Modern physical security solutions, video surveillance as-a-service (VSaaS) and access control as-a-service (ACaaS), are the natural successors to the analogue systems of the past. These cloud-enabled solutions can unlock powerful insights from the data they collect, helping to improve high street security and streamline operations.

But, connecting technologies such as surveillance cameras to an IT network is not without risk, so it’s imperative to consider the cybersecurity of the devices themselves. Unsecured systems which are not manufactured in accordance with cybersecurity principles can be easily compromised and used as a backdoor to gain access to a retailer’s systems; for example, using a vulnerability in a camera or sensor to access a customer database.

In tandem with cybersecurity evaluation, a retailer should also take steps to verify the credentials of any security provider they choose to do business with. Retailers who have not done so cannot be wholly confident that their valuable surveillance data is secure. This places their business at risk, where data breaches, cyber attacks and even terrorist activity can have a devastating impact. The average cost of a data breach to the retail industry is just under $2 million (£1.55 million)[2]. When downtime is factored in, plus the damage to brand and reputation, it can have a devastating impact.

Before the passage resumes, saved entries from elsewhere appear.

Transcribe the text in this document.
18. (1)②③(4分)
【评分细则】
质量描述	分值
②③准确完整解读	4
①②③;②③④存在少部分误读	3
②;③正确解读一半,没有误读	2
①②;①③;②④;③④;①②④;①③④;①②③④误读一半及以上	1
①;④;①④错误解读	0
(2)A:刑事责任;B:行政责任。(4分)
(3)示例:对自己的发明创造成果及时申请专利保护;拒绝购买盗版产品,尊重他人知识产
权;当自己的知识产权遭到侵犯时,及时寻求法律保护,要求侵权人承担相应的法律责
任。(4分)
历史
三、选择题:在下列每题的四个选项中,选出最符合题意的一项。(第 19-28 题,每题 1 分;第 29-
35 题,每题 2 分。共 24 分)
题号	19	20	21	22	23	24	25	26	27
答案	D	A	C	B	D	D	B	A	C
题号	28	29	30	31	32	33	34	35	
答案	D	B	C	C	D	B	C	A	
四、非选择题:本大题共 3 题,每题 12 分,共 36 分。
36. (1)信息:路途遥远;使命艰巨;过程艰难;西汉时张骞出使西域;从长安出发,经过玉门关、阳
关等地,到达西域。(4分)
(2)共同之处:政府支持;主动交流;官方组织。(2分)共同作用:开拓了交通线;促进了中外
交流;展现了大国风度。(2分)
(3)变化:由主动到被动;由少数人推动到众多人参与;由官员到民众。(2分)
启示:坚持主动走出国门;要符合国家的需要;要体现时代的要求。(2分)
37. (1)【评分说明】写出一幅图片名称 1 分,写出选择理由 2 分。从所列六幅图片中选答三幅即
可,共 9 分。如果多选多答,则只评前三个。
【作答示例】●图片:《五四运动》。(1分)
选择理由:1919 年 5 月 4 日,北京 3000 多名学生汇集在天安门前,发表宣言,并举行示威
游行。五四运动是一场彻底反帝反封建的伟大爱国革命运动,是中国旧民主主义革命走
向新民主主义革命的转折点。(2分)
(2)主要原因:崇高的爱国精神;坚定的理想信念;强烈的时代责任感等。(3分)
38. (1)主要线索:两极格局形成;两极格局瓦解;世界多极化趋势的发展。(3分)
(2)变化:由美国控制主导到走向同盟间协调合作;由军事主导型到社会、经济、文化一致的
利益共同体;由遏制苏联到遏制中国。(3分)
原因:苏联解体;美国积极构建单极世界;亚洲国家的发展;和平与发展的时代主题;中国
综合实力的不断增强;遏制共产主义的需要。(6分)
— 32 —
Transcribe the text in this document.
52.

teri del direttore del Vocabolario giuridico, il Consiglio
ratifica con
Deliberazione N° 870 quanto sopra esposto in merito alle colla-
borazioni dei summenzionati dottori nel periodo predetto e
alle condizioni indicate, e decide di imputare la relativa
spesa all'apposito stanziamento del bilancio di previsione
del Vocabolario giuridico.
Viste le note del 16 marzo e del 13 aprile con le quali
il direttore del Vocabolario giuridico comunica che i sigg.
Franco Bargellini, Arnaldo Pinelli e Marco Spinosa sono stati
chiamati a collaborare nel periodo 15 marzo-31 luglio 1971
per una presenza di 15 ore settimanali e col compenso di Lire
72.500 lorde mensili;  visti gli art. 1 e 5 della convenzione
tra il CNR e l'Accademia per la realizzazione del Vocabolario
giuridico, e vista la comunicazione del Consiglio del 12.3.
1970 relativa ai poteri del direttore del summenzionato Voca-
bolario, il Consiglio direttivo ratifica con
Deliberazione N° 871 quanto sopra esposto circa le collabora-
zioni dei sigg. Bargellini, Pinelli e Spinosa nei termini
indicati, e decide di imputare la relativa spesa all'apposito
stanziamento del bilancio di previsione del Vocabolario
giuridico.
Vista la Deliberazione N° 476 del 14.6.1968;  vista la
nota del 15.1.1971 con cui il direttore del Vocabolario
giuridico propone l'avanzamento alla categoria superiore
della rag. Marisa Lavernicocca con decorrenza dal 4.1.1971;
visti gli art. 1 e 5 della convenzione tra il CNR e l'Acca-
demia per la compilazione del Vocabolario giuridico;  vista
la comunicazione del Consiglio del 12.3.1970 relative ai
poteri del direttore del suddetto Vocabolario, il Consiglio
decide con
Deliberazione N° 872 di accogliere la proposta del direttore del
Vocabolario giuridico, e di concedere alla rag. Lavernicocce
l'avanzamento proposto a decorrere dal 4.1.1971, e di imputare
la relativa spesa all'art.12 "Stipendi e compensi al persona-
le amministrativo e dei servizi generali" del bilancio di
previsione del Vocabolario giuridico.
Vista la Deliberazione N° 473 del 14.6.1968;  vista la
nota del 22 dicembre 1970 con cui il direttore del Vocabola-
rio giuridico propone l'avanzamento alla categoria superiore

Forging trusted partnerships based on ethical principles

It’s clear that retailers should be looking carefully at who they choose to associate their brand and do business with. Partnering with a trustworthy provider that has a track record of success as well as adhering to ethical practices and codes of conduct that are common across the EU will provide assurances of corporate governance and closer scrutiny of manufacturing processes.

In a world where products can often be hastily produced with low levels of quality assurance and with poor transparency of labour laws, it is all too easy to seek out and use devices that have been manufactured cheaply and brought to market quickly. But short-term gain often portends a longer-term cost. While speed of deployment to ensure comprehensive protection can be a key factor in partner selection, this should be balanced with a thorough process of due diligence to determine the integrity of vendor, technology, and increasingly the supply chain.

As retail businesses consider the evolving threat landscape and the broad range of challenges that the future will bring, cloud-enabled physical security is earning its place in the retailer’s armoury. Retailers should ensure that they ask the right questions of their providers to guarantee that ethics and integrity, together with trustworthy manufacturing practices, are employed when developing the security solutions they will come to rely on. Working with a trusted partner will enable retail managers and their security teams to get the most out of VSaaS and ACaaS, and respond confidently to the threats and challenges they face both today and in the future.